Hasil penelitian Moniharapon (1998) menunjukkan bahwa ekstrak etil asetat biji atung memiliki nilai MIC 0,75 % (v/v) untuk S. aureus dan 0,7 % (v/v) untuk P. aeruginosa, hasil penelitian Adawiyah (1998) nilai MIC P. aeruginosa 4,5 % (v/v). Nilai MIC hasil penelitian Moniharapon (1998) dan Adawiyah (1998) ini lebih tinggi dari nilai MIC S. aureus dan P. fluorescens dari hasil penelitian ini yaitu 0,3% (v/v). Perbedaan ini dapat disebabkan oleh kepekatan dari ekstrak yang digunakan. Pada penelitian Moniharapon (1998) berat jenis ekstrak yang digunakan adalah 1,0 g/ml, pada penelitian Adawiyah (1998) kepekatan ekstrak 0,9876 g/ ml dalam penelitian ini ekstrak dipekatkan sampai berat ekstrak relatif konstan yaitu 1,0682 g/ml

Pada umumnya senyawa antimikroba yang berasal dari bumbu bersifat lebih sensitif terhadap bakteri Gram positif dibandingkan bakteri Gram negatif (Nychas, 1995). Dari hasil penelitian aktifitas penghambatan S. aureus dan P. fluorescens adalah sama, hasil ini tidak jauh berbeda dari yang dihasilkan oleh Moniharapon (1998) terhadap bakteri S. aureus dan P. aeruginosa yang mem- punyai nilai MIC yang hampir sama (0,75 % dan 0,7 % berturut-turut). Menurut Kubo et al (1995) dan Nychas (1995) sangat sedikit senyawa fitokimia yang berpotensi menghambat bakteri Gram negatif. Ekstrak tanaman yang mempunyai aktivitas antimikroba terhadap bakteri Gram negatif adalah destilat dari ekstrak heksan daun Ilex paraguayensis (Kubo et al., 1993), komponen flavor dari minyak zaitun/Olea europaea L (Kubo et al., 1995), destilat daun Perilla frustescens (Kang et al, 1992), ekstrak metanol dan fraksi etil asetat dari daun teh hijau Jepang (Sakanaka et al, 1989).

2. E. coli

Keragaman laju penghambatan diantara Gram negatif juga ditemukan oleh Nychas, (1995). E. coli relatif lebih tahan terhadap ekstrak etil asetat biji atung dibandingkan P. fluorescens yang sama-sama bakteri Gram negatif. E. coli. mempunyai nilai MIC 0,5 % (v/v) (Lampiran 10) lebih besar dari nilai MIC P. fluorescens yaitu 0,3 % (v/v). Pada penelitian Murhadi (2002) nilai MIC E. coli 3,35 mg/ml lebih rendah aktivitasnya dari nilai MIC P. fluorescens 3,95 mg/ml, hal ini dapat disebabkan karena Murhadi (2002) menggunakan ekstrak yang berbeda yaitu ekstrak metanol biji atung sehingga bahan yang terlarut di dalam ekstrak berbeda. Ketahanan E. coli dibandingkan dari bakteri lain juga ditemukan pada banyak antibiotik seperti makrolides, novobiosin, rifampisin, lincomisin, clindamisin dan asam fusidat (Nikaido dan Vaara, 1985).

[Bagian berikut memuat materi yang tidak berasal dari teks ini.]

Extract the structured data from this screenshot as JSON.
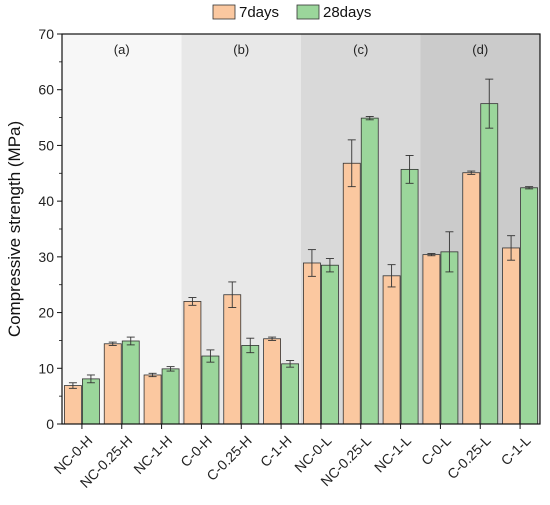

Menurut Nikaido dan Vaara (1985) E. coli tergolong bakteri enterik, Gram negatif, bakteri golongan enterik ini mempunyai membran luar yang sangat efektif dalam mempertahankan diri dibandingkan dari bakteri Gram negatif lainnya. Ketahanan E. coli menurut Nikaido dan Vaara (1985), disebabkan oleh karena E. coli termasuk bakteri enterik yang permukaan luarnya mempunyai rantai polisakarida dari lipopolisakarida (LPS) yang bersifat hidrofilik, selain itu

52

ketahanannya juga disebabkan oleh polisakarida asam yang terdapat pada kapsul yang ditemukan dalam jumlah nyata. Dan semua protein utama yang terdapat pada membran luar sel dari E. coli adalah protein asam. Polisakarida asam pada bakteri enterik ditemukan dalam bentuk asam colanat (antigen M) yang disusun dari glukosa, galaktosa, frukosa dan asam glukoronat. Asam ini dibuat pada keadaan lingkungan tidak mendukung pertumbuhan terutama jika bakteri keluar dari saluran pencernaan.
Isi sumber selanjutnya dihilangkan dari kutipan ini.